Allah dostları merttir, vefalıdır. Sevdiklerini dünya ve ahirette unutup ihmal etmezler. Onlar, ölene kadar terbiyesi ile meşgul oldukları bir talebesinin ölümden sonra da haklarını en güzel şekilde korurlar. Onu kabirde yalnız, duasız ve hediyesiz bırakmazlar. Sadık dostlarını dua, istiğfar ve gözyaşı ile desteklerler. Bu, Yüce Peygamberimiz A.S.’ın ahlâkı ve emridir.
Kabirdeki kimseye, kabrin dışındakilerin yardımı ve faydası olur. Kabrin dışında yapılan dua ve istiğfar, Allah için dökülen gözyaşları, müminin hesabının kolay olmasına, hatta kabir azabının kalkmasına vesile olur. Allah Rasulü A.S. Efendimiz bir mümini kabre koyduktan sonra, oradakileri onun yardımına davet ederek şöyle buyurmuştur:
“Kardeşinizin affı için yakarın. Allahu Tealâ’dan onu imanında sabit kılmasını isteyin. Çünkü şu anda ona sual sorulmaktadır.” (Ebu Davud, Hakim)
Bir mürşid, her gün yapmakta olduğu zikirlerin, hayırların sevabını vefat eden mürid ve sevenlerinin ruhlarına hediye eder. Vefat eden bir mümini anne-babası, çocukları ve eşi unutabilir. Ona dua etmekten, onun için gözyaşı dökmekten usanabilir. Onu desteksiz ve hediyesiz bırakabilir. Ancak, bu mümini peygamberi unutmaz. Bulunduğu makamda devamlı dua, istiğfar ve şefaatıyla onu destekler. Hepsi cennete girene kadar, kendisini seven ümmetinin derdine düşer.
İşte peygamber vârisi kâmil mürşidler de bu ahlâk üzeredirler. Onları Allah için sevenlerin gözü aydın olsun.
Kıymetli genç kardeşlerim; "Tasavvuf ve manevi terbiyeden kaçanlar, meşhur bir sözle uyarılırlar: “Mürşidi olmayanın mürşidi şeytandır.” Büyük veli Beyazid-i Bistamî (K.S.)’ye ait bu söz, doğrusu hassas bir konuya işaret ediyor. Öyle ya; eğer bu ifade dinî bir delile dayanıyorsa, gerçek bir mürşidin talebesi olmayan herkesin durumu yeniden gözden geçirilmeye muhtaç....

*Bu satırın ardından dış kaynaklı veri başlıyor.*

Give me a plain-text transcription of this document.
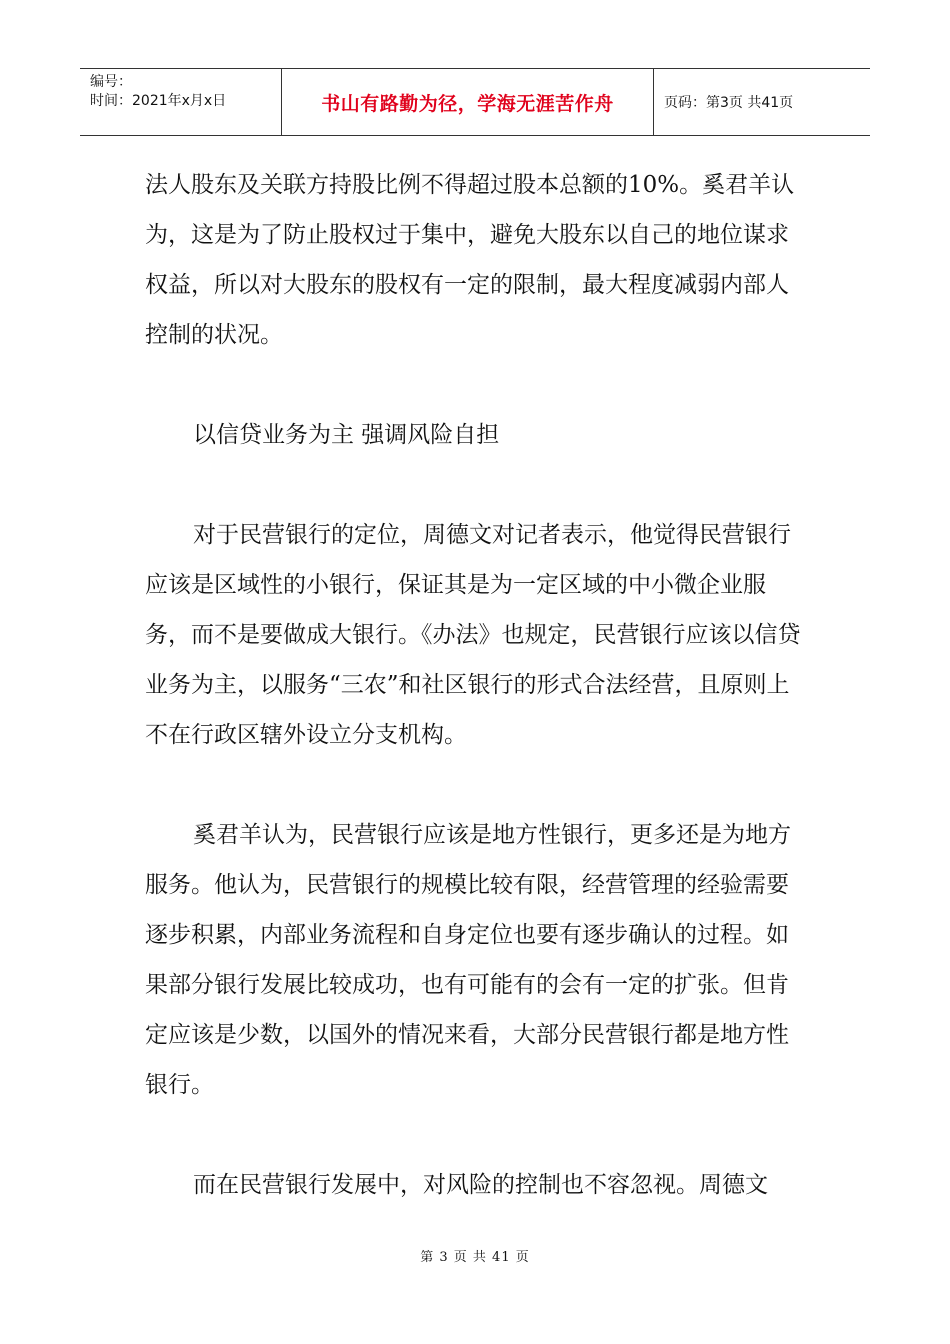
编号：
时间：2021年x月x日	书山有路勤为径，学海无涯苦作舟	页码：第3页 共41页

法人股东及关联方持股比例不得超过股本总额的10%。奚君羊认为，这是为了防止股权过于集中，避免大股东以自己的地位谋求权益，所以对大股东的股权有一定的限制，最大程度减弱内部人控制的状况。

以信贷业务为主 强调风险自担

对于民营银行的定位，周德文对记者表示，他觉得民营银行应该是区域性的小银行，保证其是为一定区域的中小微企业服务，而不是要做成大银行。《办法》也规定，民营银行应该以信贷业务为主，以服务“三农”和社区银行的形式合法经营，且原则上不在行政区辖外设立分支机构。

奚君羊认为，民营银行应该是地方性银行，更多还是为地方服务。他认为，民营银行的规模比较有限，经营管理的经验需要逐步积累，内部业务流程和自身定位也要有逐步确认的过程。如果部分银行发展比较成功，也有可能有的会有一定的扩张。但肯定应该是少数，以国外的情况来看，大部分民营银行都是地方性银行。

而在民营银行发展中，对风险的控制也不容忽视。周德文

第 3 页 共 41 页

Eğer bir tecrübe ve gözleme dayanıyorsa, tecrübe bir ilimdir, ve bir hakikat payı aranması gerekir. Bu sık kullanılan ifade, “bir mürşidin elinden tutanlar şeytanın elinden kurtulmuş mu oldular? Biz öyle şeyhleri gördük ki, şeytanı hiç aratmıyorlar! Hem iyi de olsa şeyh bir peygamber mi ki, ona uymayanlar iflâh olmasın? Biz Kur’an ve Sünnet’ten başkasına uymayız” itirazıyla karşılana gelmiştir.
Bu meselenin iç yüzünü incelemek için şüphesiz en doğru yol, konuyu yanılmaz iki şahidin, yani Kur’an ve Sünnet’in ölçülerine göre ele almak...
Önce şunu belirtelim ki tasavvuf ehli, mürşid deyince gerçekten kendisine uyulmaya layık bir Allah dostunu kasdederler.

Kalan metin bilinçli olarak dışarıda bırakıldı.